Selepas minum, Elena langsung berbaring lagi dan membelekangi Catherine yang belum juga pergi dari kamarnya.

"Elen, Kakak nggak tau kenapa kamu bisa nggak suka sama kakak. Tapi, Ezra benar-benar sayang banget sama kamu. Dia selalu bercerita tentang kamu dan selalu berdoa untuk kamu. Bahkan saat perjalanan pulang, Ezra selalu berkata tidak sabar bertemu denganmu. Maaf kalo kakak terlalu banyak berbicara. Semoga lekas sembuh."

Mendengar pintu tertutup membuat Elena membalikkan posisinya. Dia sendiri memang tidak suka dengan Catherine, tapi bukan berarti dia membencinya. Elena hanya khawatir saja setelah Ezra menikah dengan Catherine, dia akan meninggalkan Elena. Bagi Elena, hanya Ezra lah satu-satunya keluarga dan alasan baginya untuk pulang.

"Ma, Pa. Memangnya Lena salah kalo nggak suka sama kak Catherine?" gumam Elena.

Dilain tempat, Dimas dan Sasa yang terjebak dalam derasnya hujan memilih untuk singgah disebuah cafe. Mereka memesan dua cokelat hangat. Cuaca yang dingin membuat Sasa tampak kedinginan dengan seragam sekolah yang pendek. Dimas mendekati Sasa dan menyampirkan jaketnya.

"Thanks." Sasa berkata sembari tersenyum. Dimas yang melihat itupun membalas senyumannya.

"Sorry, gara-gara gue lo jadi kehujanan."

"Bukan salah lo. Hujan bukan lo yang ngatur, lo sendiri juga kehujanan." 

Hening, tidak ada lagi pembicaraan diantara mereka. Gemericik hujan menjadi alunan yang begitu menyejukkan. Dimas mendapat kabar dari Daren bahwa Elena menghilang. Raut wajahnya berubah menjadi sedikit khawatir.

"Lo kenapa?" tanya Sasa.

"Nggak kenapa-kenapa, kok sans ajah." Dimas langsung memasukkan kembali ponselnya ke dalam saku. 

"Dim, bahkan orang yang ngeliat lo pasti tau lo lagi sedih."

"Elena ilang. Daren yang ngasih tau ke gue. Katanya Elena bolos dan nggak tau pergi kemana." Pada akhirnya Dimas memberitahu yang terjadi. Sasa pun ikut terkejut dan merasa bersalah atas kejadian beberapa hari yang lalu.

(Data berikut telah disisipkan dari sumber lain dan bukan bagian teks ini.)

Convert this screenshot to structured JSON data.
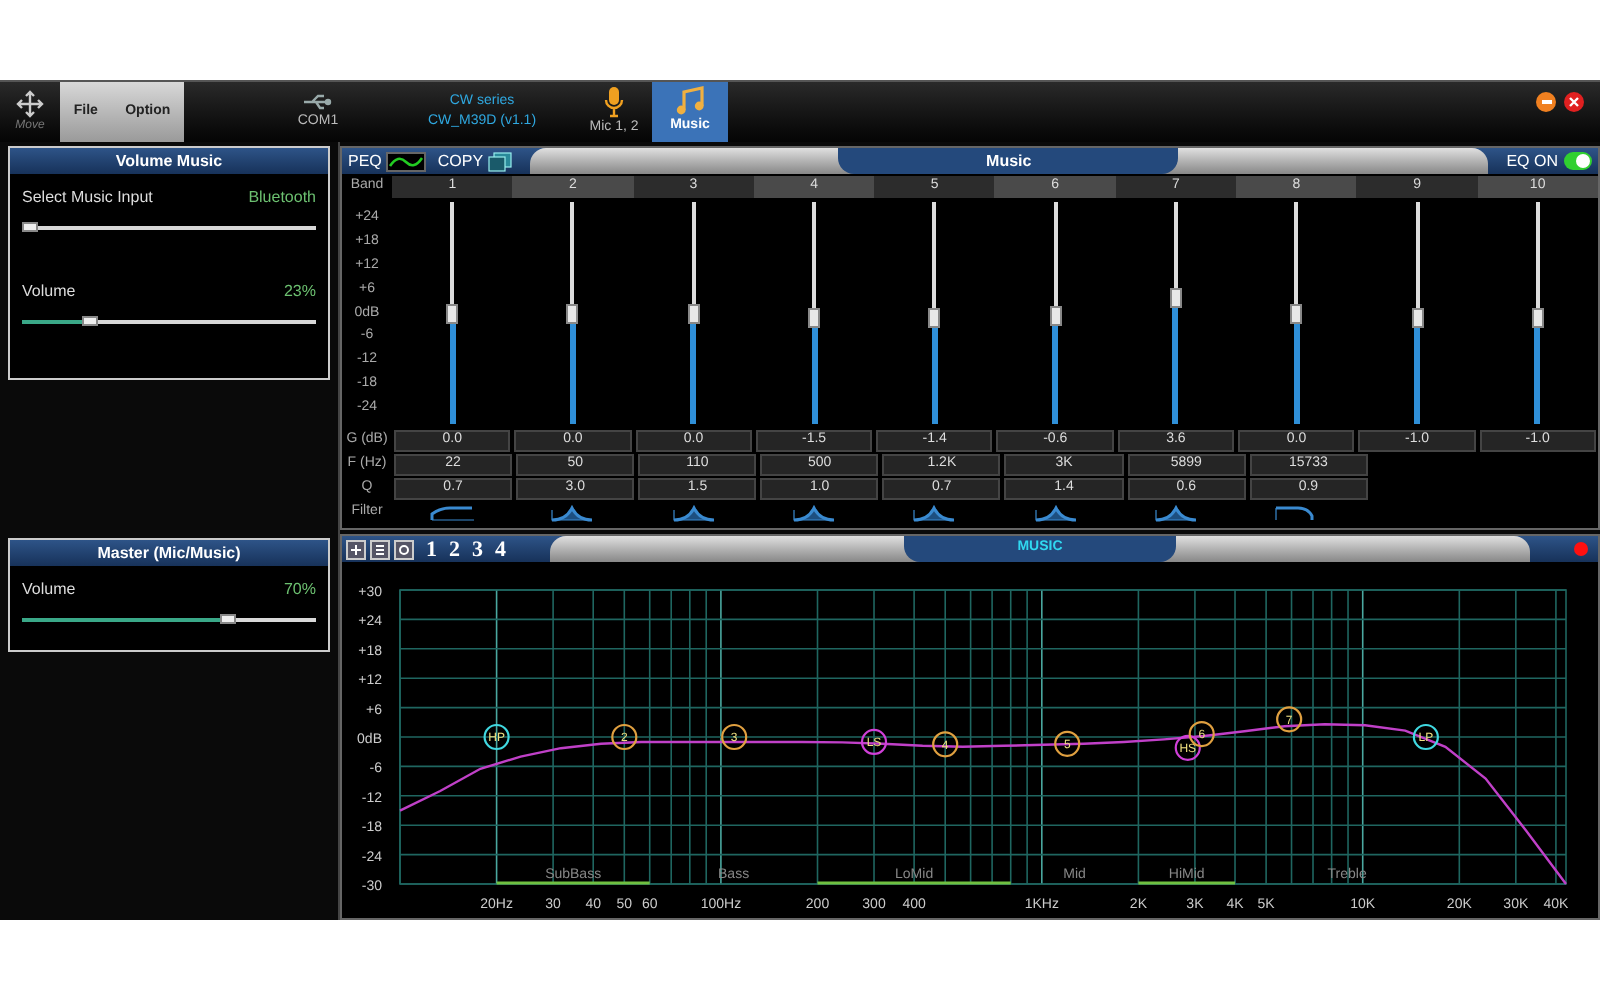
{
  "toolbar": {
    "move_label": "Move",
    "menu": [
      "File",
      "Option"
    ],
    "tabs": [
      {
        "kind": "port",
        "label": "COM1",
        "selected": false
      },
      {
        "kind": "device",
        "label": "CW series",
        "sublabel": "CW_M39D (v1.1)",
        "selected": false
      },
      {
        "kind": "mic",
        "label": "Mic 1, 2",
        "selected": false
      },
      {
        "kind": "music",
        "label": "Music",
        "selected": true
      }
    ]
  },
  "volume_music": {
    "title": "Volume Music",
    "sliders": [
      {
        "kind": "selector",
        "label": "Select Music Input",
        "value": "Bluetooth",
        "level": 0.03
      },
      {
        "kind": "volume",
        "label": "Volume",
        "value": "23%",
        "level": 0.23
      }
    ]
  },
  "master": {
    "title": "Master (Mic/Music)",
    "sliders": [
      {
        "kind": "volume",
        "label": "Volume",
        "value": "70%",
        "level": 0.7
      }
    ]
  },
  "peq": {
    "peq_label": "PEQ",
    "copy_label": "COPY",
    "title": "Music",
    "eq_label": "EQ ON",
    "eq_on": true,
    "row_labels": {
      "band": "Band",
      "gain": "G (dB)",
      "freq": "F (Hz)",
      "q": "Q",
      "filter": "Filter"
    },
    "scale": [
      "+24",
      "+18",
      "+12",
      "+6",
      "0dB",
      "-6",
      "-12",
      "-18",
      "-24"
    ],
    "bands": [
      {
        "label": "1",
        "level": 0.5,
        "gain": "0.0",
        "freq": "22",
        "q": "0.7",
        "kind": "highpass"
      },
      {
        "label": "2",
        "level": 0.5,
        "gain": "0.0",
        "freq": "50",
        "q": "3.0",
        "kind": "peak"
      },
      {
        "label": "3",
        "level": 0.5,
        "gain": "0.0",
        "freq": "110",
        "q": "1.5",
        "kind": "peak"
      },
      {
        "label": "4",
        "level": 0.48,
        "gain": "-1.5",
        "freq": "500",
        "q": "1.0",
        "kind": "peak"
      },
      {
        "label": "5",
        "level": 0.48,
        "gain": "-1.4",
        "freq": "1.2K",
        "q": "0.7",
        "kind": "peak"
      },
      {
        "label": "6",
        "level": 0.49,
        "gain": "-0.6",
        "freq": "3K",
        "q": "1.4",
        "kind": "peak"
      },
      {
        "label": "7",
        "level": 0.57,
        "gain": "3.6",
        "freq": "5899",
        "q": "0.6",
        "kind": "peak"
      },
      {
        "label": "8",
        "level": 0.5,
        "gain": "0.0",
        "freq": "15733",
        "q": "0.9",
        "kind": "lowpass"
      },
      {
        "label": "9",
        "level": 0.48,
        "gain": "-1.0"
      },
      {
        "label": "10",
        "level": 0.48,
        "gain": "-1.0"
      }
    ]
  },
  "graph": {
    "presets": [
      "1",
      "2",
      "3",
      "4"
    ],
    "title": "MUSIC",
    "chart_data": {
      "type": "line",
      "grid": true,
      "ylim": [
        -30,
        30
      ],
      "categories": [
        null,
        null,
        null,
        null,
        null,
        null,
        null,
        null,
        null,
        null,
        null,
        null,
        null,
        null,
        null,
        null,
        null,
        null,
        null,
        null,
        null,
        null,
        null,
        null,
        null,
        null,
        null,
        null,
        null,
        null
      ],
      "series": [
        {
          "color": "#c040c8",
          "values": [
            -15,
            -11,
            -6.5,
            -4,
            -2.3,
            -1.4,
            -1,
            -1,
            -1,
            -1,
            -1,
            -1.1,
            -1.4,
            -1.8,
            -2,
            -1.8,
            -1.6,
            -1.4,
            -1,
            -0.5,
            0.2,
            1.2,
            2.2,
            2.6,
            2.4,
            1.3,
            -2,
            -8.5,
            -19,
            -30
          ]
        }
      ],
      "yticks": [
        {
          "value": 30,
          "label": "+30"
        },
        {
          "value": 24,
          "label": "+24"
        },
        {
          "value": 18,
          "label": "+18"
        },
        {
          "value": 12,
          "label": "+12"
        },
        {
          "value": 6,
          "label": "+6"
        },
        {
          "value": 0,
          "label": "0dB"
        },
        {
          "value": -6,
          "label": "-6"
        },
        {
          "value": -12,
          "label": "-12"
        },
        {
          "value": -18,
          "label": "-18"
        },
        {
          "value": -24,
          "label": "-24"
        },
        {
          "value": -30,
          "label": "-30"
        }
      ]
    },
    "x_labels": [
      "20Hz",
      "30",
      "40",
      "50",
      "60",
      "100Hz",
      "200",
      "300",
      "400",
      "1KHz",
      "2K",
      "3K",
      "4K",
      "5K",
      "10K",
      "20K",
      "30K",
      "40K"
    ],
    "zones": [
      {
        "label": "SubBass",
        "highlighted": true
      },
      {
        "label": "Bass",
        "highlighted": false
      },
      {
        "label": "LoMid",
        "highlighted": true
      },
      {
        "label": "Mid",
        "highlighted": false
      },
      {
        "label": "HiMid",
        "highlighted": true
      },
      {
        "label": "Treble",
        "highlighted": false
      }
    ],
    "markers": [
      {
        "label": "HP",
        "color": "#40d8e0"
      },
      {
        "label": "2",
        "color": "#e0a040"
      },
      {
        "label": "3",
        "color": "#e0a040"
      },
      {
        "label": "LS",
        "color": "#d040d8"
      },
      {
        "label": "4",
        "color": "#e0a040"
      },
      {
        "label": "5",
        "color": "#e0a040"
      },
      {
        "label": "HS",
        "color": "#d040d8"
      },
      {
        "label": "6",
        "color": "#e0a040"
      },
      {
        "label": "7",
        "color": "#e0a040"
      },
      {
        "label": "LP",
        "color": "#40d8e0"
      }
    ]
  }
}
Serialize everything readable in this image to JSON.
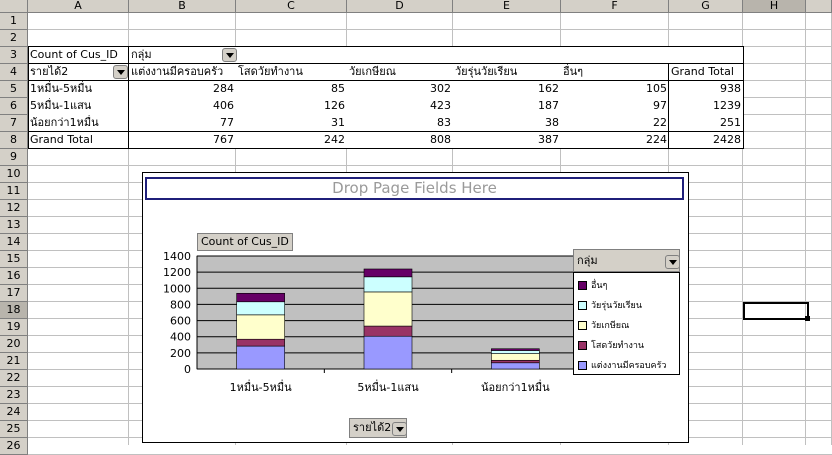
{
  "columns": [
    "A",
    "B",
    "C",
    "D",
    "E",
    "F",
    "G",
    "H"
  ],
  "rows": [
    "1",
    "2",
    "3",
    "4",
    "5",
    "6",
    "7",
    "8",
    "9",
    "10",
    "11",
    "12",
    "13",
    "14",
    "15",
    "16",
    "17",
    "18",
    "19",
    "20",
    "21",
    "22",
    "23",
    "24",
    "25",
    "26"
  ],
  "pivot": {
    "data_field": "Count of Cus_ID",
    "column_field": "กลุ่ม",
    "row_field": "รายได้2",
    "col_headers": [
      "แต่งงานมีครอบครัว",
      "โสดวัยทำงาน",
      "วัยเกษียณ",
      "วัยรุ่นวัยเรียน",
      "อื่นๆ",
      "Grand Total"
    ],
    "rows": [
      {
        "label": "1หมื่น-5หมื่น",
        "values": [
          "284",
          "85",
          "302",
          "162",
          "105",
          "938"
        ]
      },
      {
        "label": "5หมื่น-1แสน",
        "values": [
          "406",
          "126",
          "423",
          "187",
          "97",
          "1239"
        ]
      },
      {
        "label": "น้อยกว่า1หมื่น",
        "values": [
          "77",
          "31",
          "83",
          "38",
          "22",
          "251"
        ]
      },
      {
        "label": "Grand Total",
        "values": [
          "767",
          "242",
          "808",
          "387",
          "224",
          "2428"
        ]
      }
    ]
  },
  "chart": {
    "drop_zone": "Drop Page Fields Here",
    "data_button": "Count of Cus_ID",
    "category_button": "รายได้2",
    "legend_title": "กลุ่ม"
  },
  "chart_data": {
    "type": "bar",
    "stacked": true,
    "categories": [
      "1หมื่น-5หมื่น",
      "5หมื่น-1แสน",
      "น้อยกว่า1หมื่น"
    ],
    "series": [
      {
        "name": "แต่งงานมีครอบครัว",
        "values": [
          284,
          406,
          77
        ],
        "color": "#9999ff"
      },
      {
        "name": "โสดวัยทำงาน",
        "values": [
          85,
          126,
          31
        ],
        "color": "#993366"
      },
      {
        "name": "วัยเกษียณ",
        "values": [
          302,
          423,
          83
        ],
        "color": "#ffffcc"
      },
      {
        "name": "วัยรุ่นวัยเรียน",
        "values": [
          162,
          187,
          38
        ],
        "color": "#ccffff"
      },
      {
        "name": "อื่นๆ",
        "values": [
          105,
          97,
          22
        ],
        "color": "#660066"
      }
    ],
    "legend_order": [
      "อื่นๆ",
      "วัยรุ่นวัยเรียน",
      "วัยเกษียณ",
      "โสดวัยทำงาน",
      "แต่งงานมีครอบครัว"
    ],
    "yticks": [
      "0",
      "200",
      "400",
      "600",
      "800",
      "1000",
      "1200",
      "1400"
    ],
    "ylim": [
      0,
      1400
    ],
    "plot_bg": "#c0c0c0",
    "grid": true,
    "legend_position": "right"
  }
}
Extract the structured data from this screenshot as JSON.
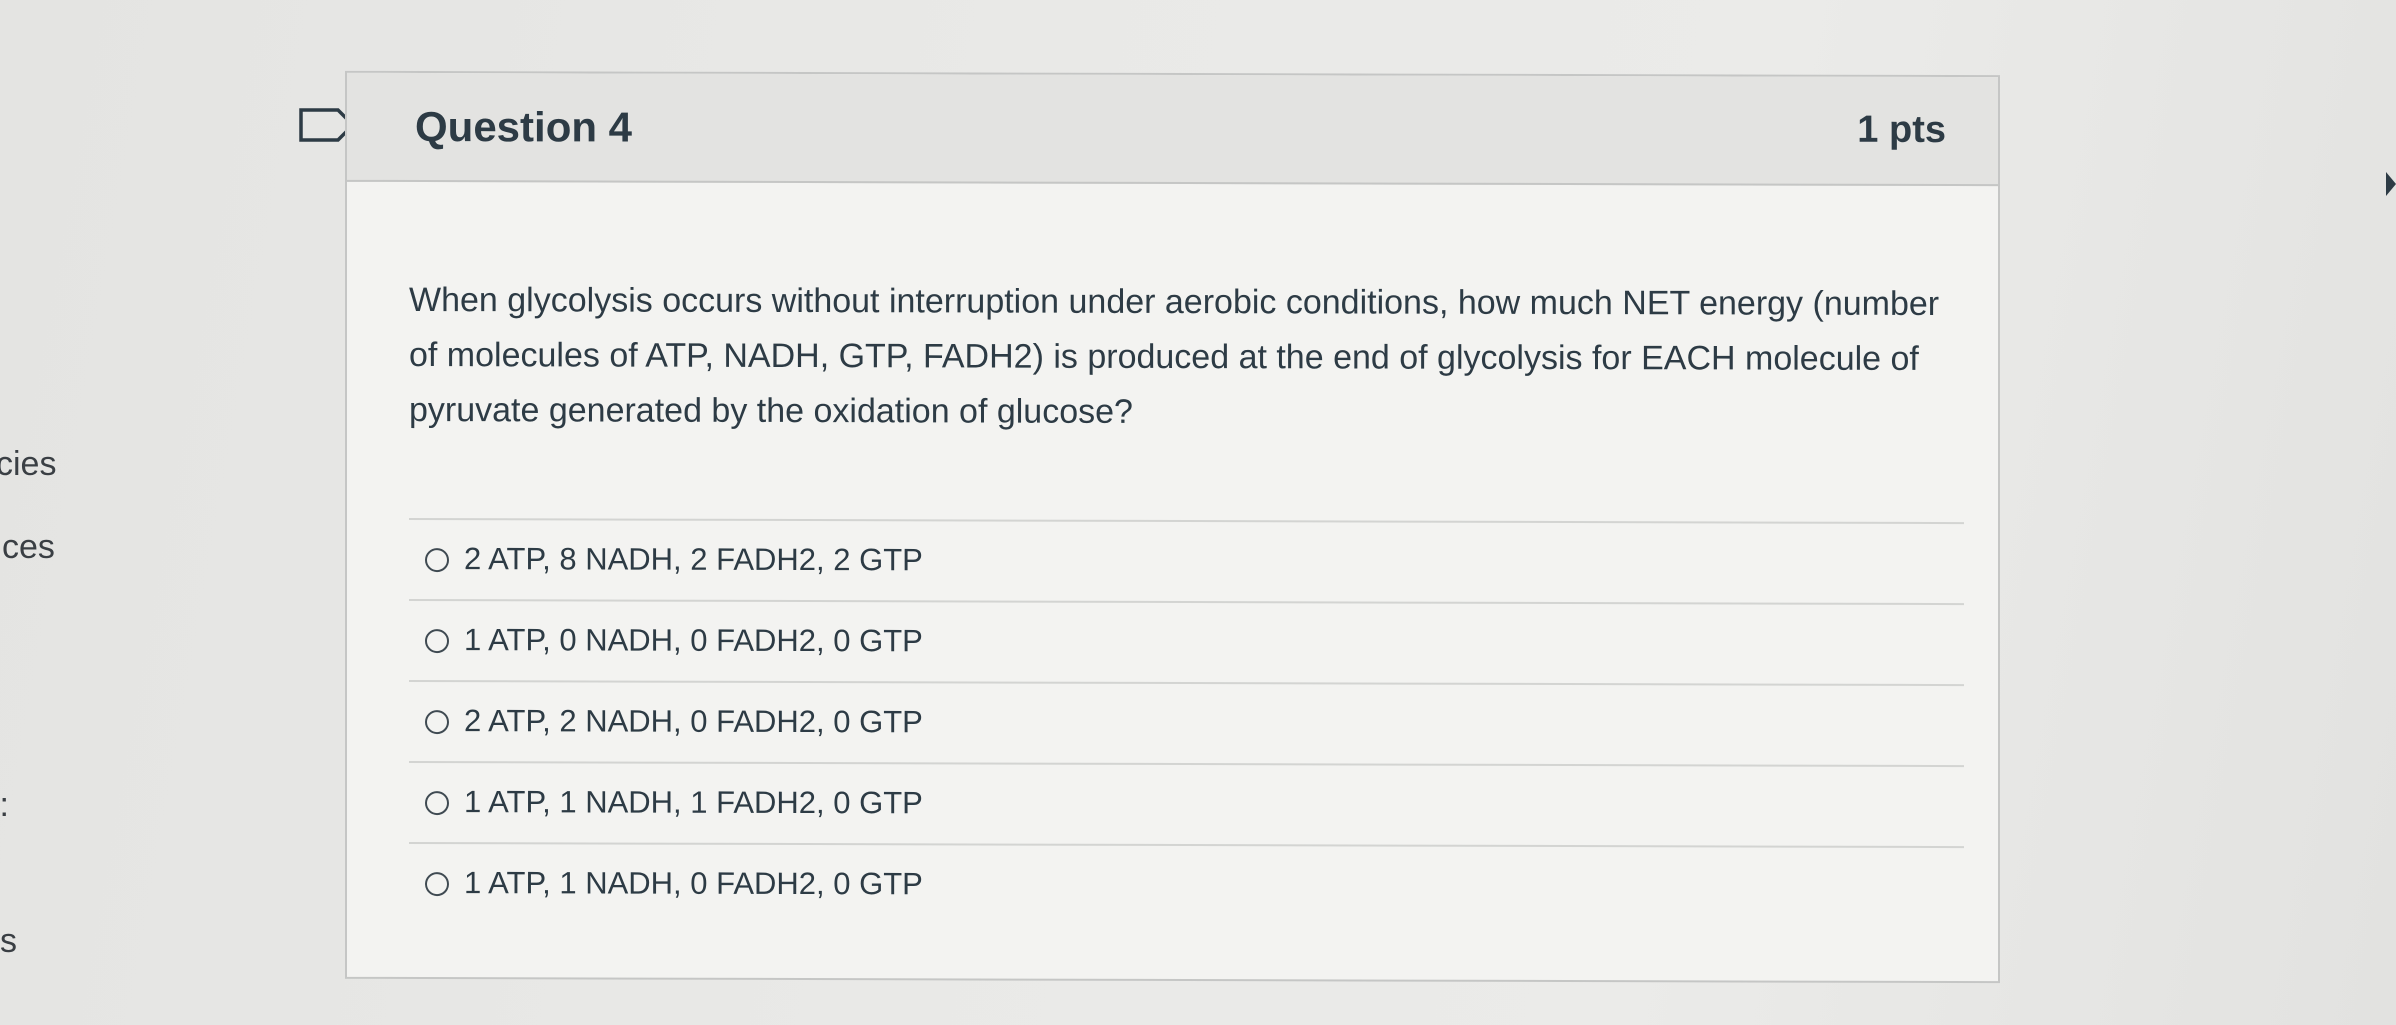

"Gue mau minta maaf sama dia."

"Hah? minta maaf karena apa?" tanya Dimas yang memang tidak tahu kejadian diantara Elena dan Sasa.

"Gue udah ngomong sesuatu yang pastinya buat Elena sakit hati. Gue mau minta maaf juga soal sikap gue yang selalu egois."

Dimas mengerti pembicaraan Sasa, dia memegang tangan Sasa memberinya sebuah kekuatan. Dimas sendiri juga merasa bersalah karena tidak menjaga Elena. Padahal dia pernah berjanji pada diri sendiri untuk menjaga dan melindungi Elena entah seperti apa keadannya.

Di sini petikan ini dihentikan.